Protecting Our Farmers
Agriculture ranks among the most dangerous industries, and farm workers are at high risk for fatal and nonfatal injuries. These workers, who provide the food, fiber, and fuel that we need, are mainly outdoors in harsh conditions, and often in remote, rural, and removed areas. Farm work also often requires long work hours and the use of equipment, heavy machinery, and chemicals, among exposure to other risky conditions like rural traffic and tractor interactions, hearing loss, heat, and stress.
Through increased awareness of safety and health issues facing the agriculture industry, we can help save lives and prevent injuries.
Farm Safety Facts
- If you are a farm worker, be aware of the height of your equipment. Powerlines, low bridges, and other overhead obstacles are common in rural areas. Make sure that your equipment can clear the space before trying it.
- Slow Moving Vehicle Signs or SMVs are bright, fluorescent orange triangle signs posted on farm equipment that will be driving under 25 mph. If you see one, slow down.
- Working in agriculture is not only difficult work, but it is also hard on the body. Ergonomics is the science of designing work to minimize the risk of injury. Learn more ways to prevent injuriesexternal icon.
- Protecting the skin is especially important for farmers because they are often required to be in the sun to grow the food, fiber, and fuel for the world. Farm workers should equip themselves with the necessary personal protective equipment (PPE) to protect their skin.
The National Institute for Occupational Safety and Health (NIOSH) is committed to preventing work-related injuries and illnesses among our nation’s agricultural workers.
NIOSH has an extensive Agriculture, Forestry and Fishing (AgFF) Research Program, which addresses the high risks of injuries and illnesses experienced by workers in this industry.
NIOSH also supports extramural research and prevention programs, known as the Centers for Agricultural Safety and Health (Ag Centers) in 11 states providing resources to 45 states. The Ag Centers conduct research, education, and prevention projects to address the nation’s pressing agricultural, forestry and fishing health and safety problems.
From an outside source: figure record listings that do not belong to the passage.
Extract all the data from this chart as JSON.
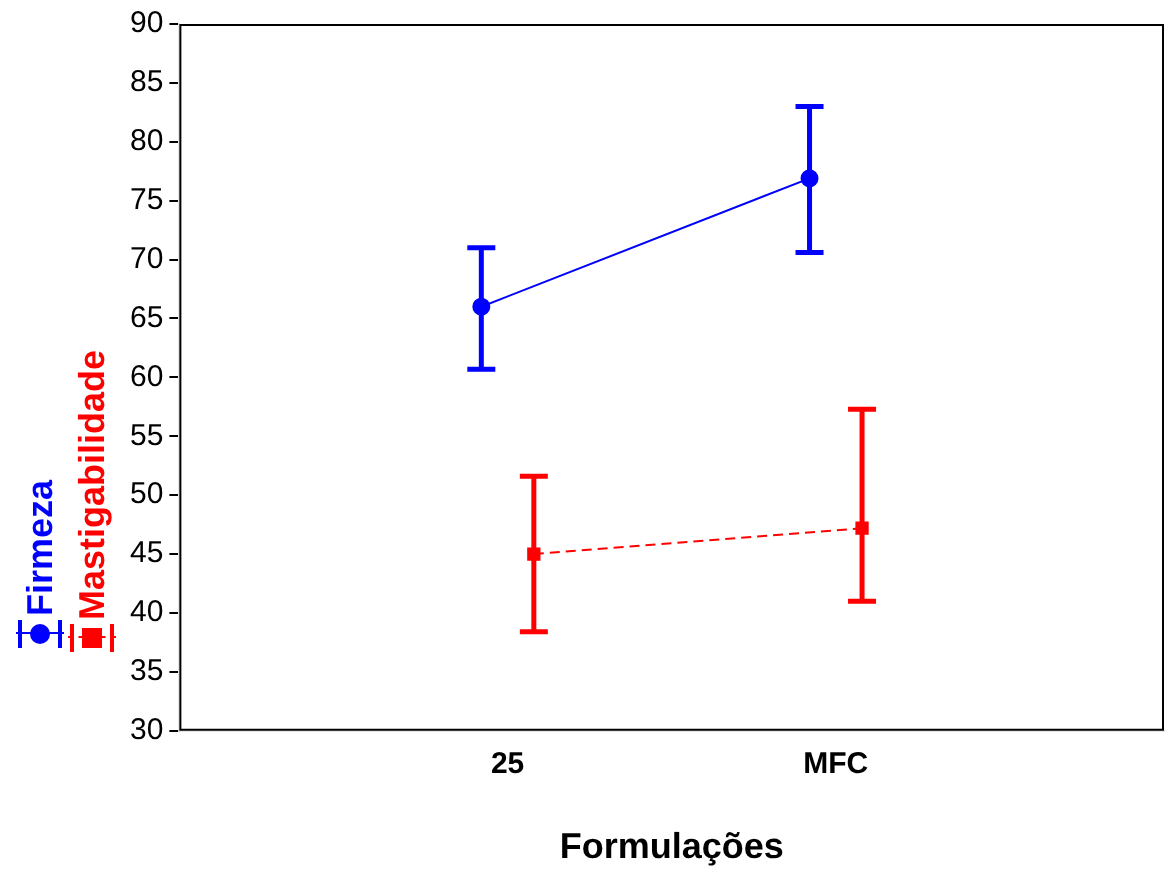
{
  "chart_data": {
    "type": "line",
    "xlabel": "Formulações",
    "categories": [
      "25",
      "MFC"
    ],
    "series": [
      {
        "name": "Firmeza",
        "color": "#0000ff",
        "values": [
          66,
          76.9
        ],
        "errors": [
          [
            60.7,
            71
          ],
          [
            70.6,
            83
          ]
        ],
        "marker": "circle",
        "line_style": "solid"
      },
      {
        "name": "Mastigabilidade",
        "color": "#ff0000",
        "values": [
          45,
          47.2
        ],
        "errors": [
          [
            38.4,
            51.6
          ],
          [
            41,
            57.3
          ]
        ],
        "marker": "square",
        "line_style": "dashed"
      }
    ],
    "ylim": [
      30,
      90
    ],
    "yticks": [
      30,
      35,
      40,
      45,
      50,
      55,
      60,
      65,
      70,
      75,
      80,
      85,
      90
    ],
    "grid": false,
    "legend": "left"
  }
}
Check out the links below for more on the NIOSH AgFF program and other NIOSH-related resources.
Agricultural Safety Awareness Program Week
February 28 – March 6, 2021
The NIOSH-funded Centers for Agricultural Safety and Health (Ag Centers) are partnering with the American Farm Bureau Federation for the 2021 Ag Safety Awareness Program (ASAP) Week. They have developed a toolkit to promote specific topics and provide safety resources for the daily themes of ASAP Week.
This week aims to bring awareness to safety and health issues facing the agriculture industry.